New research van rolled out to detect dangerous driving
New mobile technology capable of automatically detecting motorists who fail to wear a seatbelt or hold mobile phones at the wheel is being trialled in the UK for the first time under plans to boost road safety. A new van packed with detection equipment has hit England’s motorways and major A-roads as part of a research project carried out alongside Warwickshire Police to understand the scale of the problem around these dangerous motoring offences. As part of this work, drivers will be sent warning letters in partnership with the police force, informing them of the dangers of their actions.
The ‘sensor test vehicle’ is equipped with multiple cameras which can record footage of passing motorists. Images captured by the cameras are processed using artificial intelligence (AI) to determine if motorists were using a handheld mobile phone and drivers and passengers were without a seat belt. The van is also capable of being kitted with additional technology to detect tailgating offences, although this system does not form part of the latest trials in Warwickshire.

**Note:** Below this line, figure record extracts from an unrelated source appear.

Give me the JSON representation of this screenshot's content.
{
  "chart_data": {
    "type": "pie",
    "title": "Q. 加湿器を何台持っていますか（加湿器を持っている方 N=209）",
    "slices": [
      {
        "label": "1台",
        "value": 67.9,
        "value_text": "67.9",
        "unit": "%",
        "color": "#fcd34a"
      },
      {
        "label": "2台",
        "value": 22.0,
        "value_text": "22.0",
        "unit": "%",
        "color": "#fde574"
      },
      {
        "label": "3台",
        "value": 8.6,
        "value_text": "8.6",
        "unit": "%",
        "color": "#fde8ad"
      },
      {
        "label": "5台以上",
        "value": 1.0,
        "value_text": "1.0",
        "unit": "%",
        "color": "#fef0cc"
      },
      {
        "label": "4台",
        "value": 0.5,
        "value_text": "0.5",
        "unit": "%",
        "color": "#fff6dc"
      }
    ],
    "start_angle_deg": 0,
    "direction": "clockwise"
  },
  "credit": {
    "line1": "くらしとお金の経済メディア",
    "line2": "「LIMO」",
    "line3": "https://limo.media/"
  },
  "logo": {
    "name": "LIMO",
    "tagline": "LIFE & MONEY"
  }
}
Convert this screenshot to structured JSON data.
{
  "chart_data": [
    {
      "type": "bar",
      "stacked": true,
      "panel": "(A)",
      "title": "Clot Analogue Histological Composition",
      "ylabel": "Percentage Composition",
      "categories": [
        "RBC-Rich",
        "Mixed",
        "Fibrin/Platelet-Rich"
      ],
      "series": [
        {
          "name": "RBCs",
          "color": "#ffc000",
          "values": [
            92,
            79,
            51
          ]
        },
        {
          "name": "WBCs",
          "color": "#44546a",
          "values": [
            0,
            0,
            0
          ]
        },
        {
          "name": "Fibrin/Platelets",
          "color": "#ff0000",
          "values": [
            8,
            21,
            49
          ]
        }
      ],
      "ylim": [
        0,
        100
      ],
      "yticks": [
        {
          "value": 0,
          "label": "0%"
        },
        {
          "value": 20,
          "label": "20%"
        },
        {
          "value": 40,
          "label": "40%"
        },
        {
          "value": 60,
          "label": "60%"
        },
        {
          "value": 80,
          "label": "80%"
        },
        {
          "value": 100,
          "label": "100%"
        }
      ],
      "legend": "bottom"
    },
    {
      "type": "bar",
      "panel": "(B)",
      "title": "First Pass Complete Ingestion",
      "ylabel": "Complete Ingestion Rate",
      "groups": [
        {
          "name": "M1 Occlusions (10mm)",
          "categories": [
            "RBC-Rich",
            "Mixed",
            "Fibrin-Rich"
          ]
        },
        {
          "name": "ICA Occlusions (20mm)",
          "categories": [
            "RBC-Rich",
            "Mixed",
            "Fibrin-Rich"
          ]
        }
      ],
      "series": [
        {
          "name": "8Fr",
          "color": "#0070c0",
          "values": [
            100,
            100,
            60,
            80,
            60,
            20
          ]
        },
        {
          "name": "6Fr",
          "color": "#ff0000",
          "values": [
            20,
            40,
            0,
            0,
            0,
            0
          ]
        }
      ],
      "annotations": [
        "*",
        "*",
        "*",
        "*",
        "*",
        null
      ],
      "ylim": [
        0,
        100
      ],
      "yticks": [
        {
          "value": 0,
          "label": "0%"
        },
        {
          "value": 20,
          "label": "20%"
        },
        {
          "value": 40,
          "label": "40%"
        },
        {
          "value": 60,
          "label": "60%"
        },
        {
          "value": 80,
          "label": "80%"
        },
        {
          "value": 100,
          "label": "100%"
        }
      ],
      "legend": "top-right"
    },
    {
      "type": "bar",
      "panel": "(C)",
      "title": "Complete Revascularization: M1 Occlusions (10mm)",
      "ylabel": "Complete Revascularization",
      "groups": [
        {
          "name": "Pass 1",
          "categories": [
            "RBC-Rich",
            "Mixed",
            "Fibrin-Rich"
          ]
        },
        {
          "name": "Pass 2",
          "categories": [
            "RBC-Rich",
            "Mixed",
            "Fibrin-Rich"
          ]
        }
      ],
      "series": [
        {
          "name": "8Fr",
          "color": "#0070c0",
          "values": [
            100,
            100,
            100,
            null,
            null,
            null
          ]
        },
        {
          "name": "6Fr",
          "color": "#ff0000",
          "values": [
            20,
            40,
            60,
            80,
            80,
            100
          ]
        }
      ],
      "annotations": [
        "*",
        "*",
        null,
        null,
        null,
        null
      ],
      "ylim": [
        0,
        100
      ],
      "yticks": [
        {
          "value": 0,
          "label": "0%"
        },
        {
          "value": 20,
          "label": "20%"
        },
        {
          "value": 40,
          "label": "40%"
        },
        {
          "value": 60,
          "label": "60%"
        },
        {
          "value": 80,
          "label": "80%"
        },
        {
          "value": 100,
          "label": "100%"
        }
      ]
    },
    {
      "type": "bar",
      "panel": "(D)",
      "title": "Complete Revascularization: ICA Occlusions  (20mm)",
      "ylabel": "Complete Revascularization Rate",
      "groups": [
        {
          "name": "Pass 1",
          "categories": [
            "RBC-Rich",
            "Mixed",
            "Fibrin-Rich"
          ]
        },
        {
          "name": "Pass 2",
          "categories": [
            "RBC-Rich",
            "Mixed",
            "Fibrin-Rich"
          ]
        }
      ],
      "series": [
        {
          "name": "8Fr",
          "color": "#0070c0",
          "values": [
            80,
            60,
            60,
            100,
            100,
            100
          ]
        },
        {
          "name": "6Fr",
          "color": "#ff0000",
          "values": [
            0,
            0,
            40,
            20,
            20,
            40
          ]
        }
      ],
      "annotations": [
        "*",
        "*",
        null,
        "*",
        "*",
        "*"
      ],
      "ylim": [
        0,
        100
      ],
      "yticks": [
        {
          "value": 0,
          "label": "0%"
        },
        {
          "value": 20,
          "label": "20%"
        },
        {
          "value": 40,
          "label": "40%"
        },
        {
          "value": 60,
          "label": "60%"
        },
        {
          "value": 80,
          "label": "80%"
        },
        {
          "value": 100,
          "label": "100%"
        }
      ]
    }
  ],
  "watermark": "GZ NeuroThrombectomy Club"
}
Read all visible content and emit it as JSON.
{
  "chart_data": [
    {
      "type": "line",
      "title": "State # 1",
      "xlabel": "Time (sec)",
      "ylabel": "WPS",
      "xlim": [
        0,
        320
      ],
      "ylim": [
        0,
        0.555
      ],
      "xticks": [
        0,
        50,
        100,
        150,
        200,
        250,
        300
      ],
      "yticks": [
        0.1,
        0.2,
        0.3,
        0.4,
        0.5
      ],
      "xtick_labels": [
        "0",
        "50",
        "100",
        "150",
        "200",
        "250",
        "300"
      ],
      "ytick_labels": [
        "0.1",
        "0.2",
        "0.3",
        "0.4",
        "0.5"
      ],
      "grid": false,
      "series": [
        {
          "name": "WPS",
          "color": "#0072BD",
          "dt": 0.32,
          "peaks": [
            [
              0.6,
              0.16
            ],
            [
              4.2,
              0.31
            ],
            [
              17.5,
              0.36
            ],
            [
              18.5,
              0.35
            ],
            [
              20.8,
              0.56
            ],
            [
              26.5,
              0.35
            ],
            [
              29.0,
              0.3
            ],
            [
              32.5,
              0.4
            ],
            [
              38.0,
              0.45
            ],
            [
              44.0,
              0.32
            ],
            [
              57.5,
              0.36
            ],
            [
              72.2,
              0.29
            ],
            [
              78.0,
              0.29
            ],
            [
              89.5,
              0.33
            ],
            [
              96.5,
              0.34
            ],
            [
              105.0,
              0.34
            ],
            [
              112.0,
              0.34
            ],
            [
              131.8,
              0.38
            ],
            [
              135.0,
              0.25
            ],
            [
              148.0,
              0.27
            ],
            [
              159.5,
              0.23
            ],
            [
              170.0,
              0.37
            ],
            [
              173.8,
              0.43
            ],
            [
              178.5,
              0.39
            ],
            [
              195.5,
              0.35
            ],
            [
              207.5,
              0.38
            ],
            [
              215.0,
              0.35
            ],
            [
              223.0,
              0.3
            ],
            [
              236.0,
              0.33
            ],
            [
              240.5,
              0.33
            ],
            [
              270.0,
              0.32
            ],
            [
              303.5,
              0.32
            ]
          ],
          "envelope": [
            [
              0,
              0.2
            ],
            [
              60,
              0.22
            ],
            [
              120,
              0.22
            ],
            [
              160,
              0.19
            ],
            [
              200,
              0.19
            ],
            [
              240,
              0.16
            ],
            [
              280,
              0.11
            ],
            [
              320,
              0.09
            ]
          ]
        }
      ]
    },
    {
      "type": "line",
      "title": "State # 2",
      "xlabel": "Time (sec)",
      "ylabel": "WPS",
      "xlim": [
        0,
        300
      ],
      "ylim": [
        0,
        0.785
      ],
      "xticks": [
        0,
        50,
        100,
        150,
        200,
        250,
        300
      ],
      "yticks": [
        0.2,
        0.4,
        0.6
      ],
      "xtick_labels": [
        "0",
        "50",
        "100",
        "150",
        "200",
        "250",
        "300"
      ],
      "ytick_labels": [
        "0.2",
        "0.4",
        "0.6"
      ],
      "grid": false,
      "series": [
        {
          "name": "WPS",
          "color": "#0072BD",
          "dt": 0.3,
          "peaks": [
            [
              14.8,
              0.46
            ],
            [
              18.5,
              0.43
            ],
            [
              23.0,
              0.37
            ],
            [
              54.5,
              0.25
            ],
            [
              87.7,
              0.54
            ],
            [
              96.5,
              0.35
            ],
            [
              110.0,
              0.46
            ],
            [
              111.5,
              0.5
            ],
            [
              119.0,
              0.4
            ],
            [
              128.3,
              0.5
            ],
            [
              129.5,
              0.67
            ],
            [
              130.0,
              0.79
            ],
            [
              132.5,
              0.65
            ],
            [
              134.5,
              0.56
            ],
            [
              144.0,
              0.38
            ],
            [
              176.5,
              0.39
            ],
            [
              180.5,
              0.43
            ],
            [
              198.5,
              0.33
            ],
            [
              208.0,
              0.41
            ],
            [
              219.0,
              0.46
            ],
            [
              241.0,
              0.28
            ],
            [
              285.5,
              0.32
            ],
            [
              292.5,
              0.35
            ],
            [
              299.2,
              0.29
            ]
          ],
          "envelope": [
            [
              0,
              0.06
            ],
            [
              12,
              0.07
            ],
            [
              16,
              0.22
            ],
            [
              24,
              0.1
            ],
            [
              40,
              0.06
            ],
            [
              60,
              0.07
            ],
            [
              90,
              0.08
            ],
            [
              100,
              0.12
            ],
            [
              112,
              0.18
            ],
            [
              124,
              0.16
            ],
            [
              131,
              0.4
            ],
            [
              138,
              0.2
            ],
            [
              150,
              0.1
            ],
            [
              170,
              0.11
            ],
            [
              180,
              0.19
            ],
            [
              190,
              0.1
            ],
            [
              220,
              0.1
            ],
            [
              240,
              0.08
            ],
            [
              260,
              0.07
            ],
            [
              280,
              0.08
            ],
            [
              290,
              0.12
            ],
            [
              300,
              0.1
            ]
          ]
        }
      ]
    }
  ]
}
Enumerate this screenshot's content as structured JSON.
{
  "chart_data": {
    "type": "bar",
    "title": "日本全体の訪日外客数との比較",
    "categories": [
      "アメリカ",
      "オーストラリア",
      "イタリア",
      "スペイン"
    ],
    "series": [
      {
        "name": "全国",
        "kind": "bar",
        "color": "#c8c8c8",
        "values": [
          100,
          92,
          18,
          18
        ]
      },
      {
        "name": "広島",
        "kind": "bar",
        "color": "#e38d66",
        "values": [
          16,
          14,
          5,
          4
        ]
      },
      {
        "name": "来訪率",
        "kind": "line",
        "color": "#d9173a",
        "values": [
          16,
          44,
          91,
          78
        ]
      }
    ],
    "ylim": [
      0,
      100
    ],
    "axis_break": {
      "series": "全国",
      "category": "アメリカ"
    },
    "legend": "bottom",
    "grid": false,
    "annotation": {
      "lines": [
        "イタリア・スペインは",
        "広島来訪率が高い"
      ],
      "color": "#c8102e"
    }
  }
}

The vehicle, which will be stationary at the side of the road while in use, is being trialled over a period of almost three months. The warning letters, issued by police, will remind drivers that they could be fined up to GBP500 for not wearing a seat belt in addition to penalty points. Drivers will also be asked to complete a short survey which will be used to inform National Highways’ research.
Using the technology in a van will allow National Highways to test it across different types of road to better understand driver behaviour across the network. The van is initially being employed for a around three months. Findings will inform the next steps and any future deployment.
This research forms part of National Highways’ commitment to road safety as its number one priority. England’s motorways are already among the safest roads globally and the company has an ambitious strategy to further improve safety over the coming years. This includes a long-term commitment to cutting the number of people killed or seriously injured on the strategic road network to zero by 2040.
Government figures show that there were 420 collisions on British roads in 2019 in which the driver was using a mobile phone at the wheel. Separate figures show that failure to wear a seatbelt has been attributed to one in four road deaths. National Highways Head of Road Safety Jeremy Phillips said:
“Safety remains our top priority and we want everyone to get to their destination safely.
Sadly, there are still drivers who do not feel the need to wear a seatbelt, become distracted by their phones or travel too close to the vehicle in front. We want to see if we can change driver behaviour and therefore improve road safety for everyone. Our advice is clear; please leave enough space, buckle up and give the road your full attention.”
Dr Jamie Uff, Technical Director – Strategic Consultancy, Transportation, AECOM, said:
“Despite the often-reported dangers of distracted driving and failing to wear seat belts, the numbers of people killed or seriously injured as a result of these behaviours remain high.
The technology AECOM is deploying makes detection straightforward and is providing valuable insight to the police and policy makers on the current level of road user behaviour. We are really keen to use this equipment to raise awareness and help improve road safety for all.”
Inspector Jem Mountford of Warwickshire Police said:
“We are really excited to see the impact that this new technology has on the behaviour of drivers in Warwickshire. Our officers deal with the tragic circumstances of collisions where often innocent people have been killed or seriously injured because a driver was distracted by a mobile phone or someone was not wearing a seatbelt. These collisions are preventable but we need all road users to do the right thing and comply with the law to make our roads safer.
During the trial the most serious breaches may be prosecuted, with others receiving warning letters, giving us the opportunity to explain how they have been caught and asking them to change their behaviour. Next time they may not be so lucky.”
Around 25% of road deaths were linked to not wearing a seatbelt in 2018. In the same year, 117 people were killed or seriously injured in a collision where the driver was found to have been distracted. A recent trial of new static road side tailgating cameras on a stretch of the M1 captured 60,343 occasions of vehicles driving too close, in just one year.
The advice from National Highways is clear: leave plenty of space, buckle up and leave your phone alone. AECOM previously worked with Acusensus (road safety AI specialists) to trial a fixed camera that could detect drivers not wearing seatbelts and holding a mobile phone. The fixed camera was installed on the M4 in Berkshire last year and detected nearly 7,000 people failing to belt up and over 25,000 drivers holding their mobile phone in just six months.
It was the first time this technology has been used anywhere in the UK. The same system was deployed for the first time in New South Wales, Australia, in 2019. Over the last two years there has been a significant and sustained reduction in road fatalities compared with other states and territories in Australia.
Separately, National Highways trialled new tailgating cameras on a stretch of the M1 near Northampton. They captured 60,343 instances of vehicles driving too close in one year (October 2020 to September 2021). Although the research is funded by National Highways, enforcement of motoring offences will remain a matter for individual police forces.
National Highways also operates three HGV cabs that are used by police to monitor driving on the strategic road network.
Around 250 dangerous drivers a month are caught as part of the Operation Tramline programme, with handheld mobile phone use and not wearing seatbelts being some of the top offences identified by police.